Review by Woodrow Phoenix
Volume 21 of Astro Boy features seven adventures personally selected by Osamu Tezuka from two decades of Astro Boy comics, translated by Frederick L. Schodt. Three stories here are among the very first Astro Boy adventures. This volume features ‘Robot Bombs’(1956), ‘Mission To Mars’(1953), ‘Sea Serpent Island’(1953), ‘Frankenstein’(1952), ‘The Coral Reef Adventure’(1954), ‘The Test Pilot’(1956), and ‘Super Cyclone’(1956).
All of the early stories are extremely densely plotted and painstakingly drawn with a great amount of inventive detail, but compared to what came later they don’t have the same appeal, and mostly feel a bit frantic and arbitrary. It’s interesting to see Tezuka’s early Astro Boy work here, particularly in ‘Frankenstein’, the second ever Astro Boy strip, and ‘Mission To Mars’, the third, but they don’t work as well as the later stories in this volume. One very big difference between the early comics and the pair of 1956 strips reprinted here, is the massive evolution in drawing style. ‘The Test Pilot’ and ‘Super Cyclone’ were drawn to be viewed with special red and black glasses to simulate 3-D. Their spacious layouts with only three or four panels to a page, details bursting out of the panel edges, dynamic background patterns and dramatic explosions are enthralling to look at and their graphic sophistication feels a million miles away from the simple, crowded and repetitive grids of the first stories.
It’s almost worth picking up this book just for those last two stories because their extravagant visual boldness is unlike any other strips in the rest of the Astro Boy series, but they only amount to 25 pages out of 225 so you’ll have to make that decision based on your budget and shelf space.

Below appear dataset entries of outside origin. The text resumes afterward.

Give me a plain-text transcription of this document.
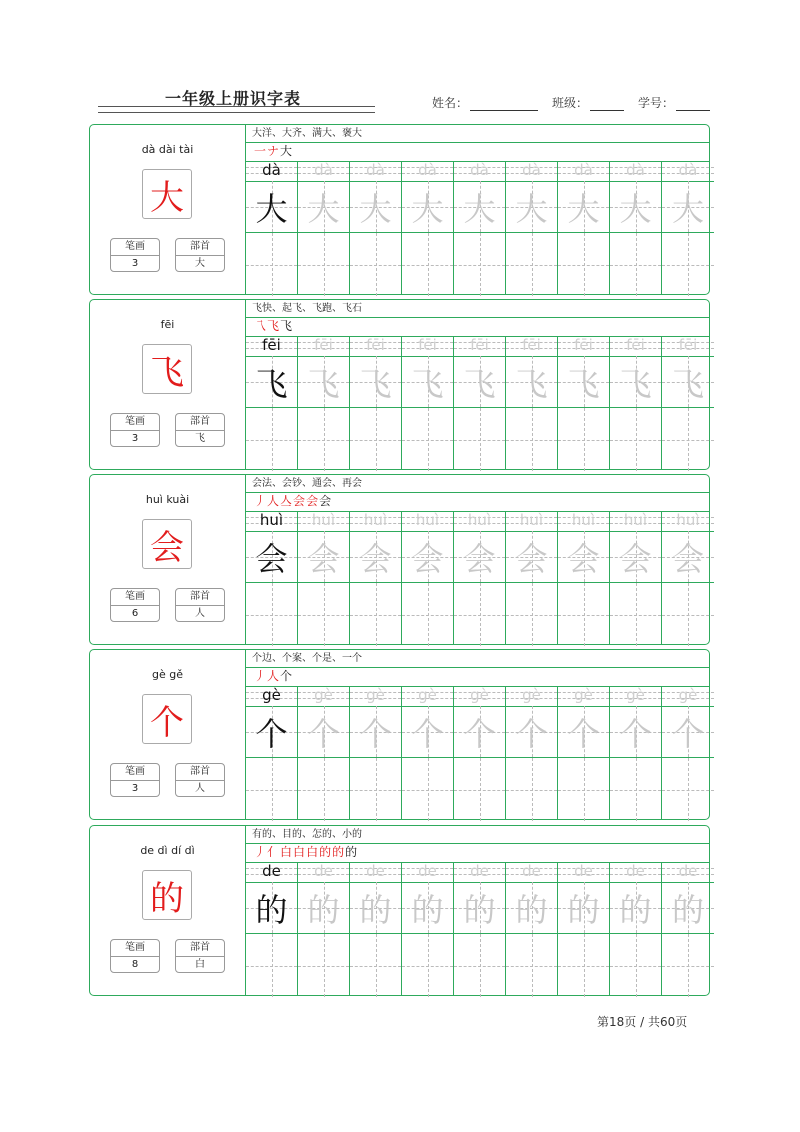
一年级上册识字表	姓名：	班级：	学号：
dà dài tài
大
笔画
3
部首
大
大洋、大齐、满大、褒大
一ナ大
dà
大
dà
大
dà
大
dà
大
dà
大
dà
大
dà
大
dà
大
dà
大
fēi
飞
笔画
3
部首
飞
飞快、起飞、飞跑、飞石
乁飞飞
fēi
飞
fēi
飞
fēi
飞
fēi
飞
fēi
飞
fēi
飞
fēi
飞
fēi
飞
fēi
飞
huì kuài
会
笔画
6
部首
人
会法、会钞、通会、再会
丿人亼会会会
huì
会
huì
会
huì
会
huì
会
huì
会
huì
会
huì
会
huì
会
huì
会
gè gě
个
笔画
3
部首
人
个边、个案、个是、一个
丿人个
gè
个
gè
个
gè
个
gè
个
gè
个
gè
个
gè
个
gè
个
gè
个
de dì dí dì
的
笔画
8
部首
白
有的、目的、怎的、小的
丿亻白白白的的的
de
的
de
的
de
的
de
的
de
的
de
的
de
的
de
的
de
的
第18页 / 共60页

The rest of this volume will only really appeal to completists. Everyone else can happily skip over this one without fear of missing much.
With this volume, every episode of the original run of Astro Boy stories has been reprinted, and this historic collection of Osamu Tezuka’s groundbreaking series is complete. The series translator Frederick L. Schodt deserves a lot of credit for finding intelligent and funny ways to convey all of Tezuka’s quirks in English, and the relettering of the artwork has been superbly done by the Digital Chameleon studio. Sound effects are usually the weak point of translated comics, because so much redrawing is involved to integrate them with the art that they are frequently just left alone. But Digital Chameleon have put the hours in on this collection and the various sound effects, signs and other lettering complement the images so well all through this series that most readers will have no idea the art didn’t always look this way.
There are two more volumes that compile all the Astro Boy stories made for other publications, but beyond some curiosity value they add very little to what has been collected in these 21 books.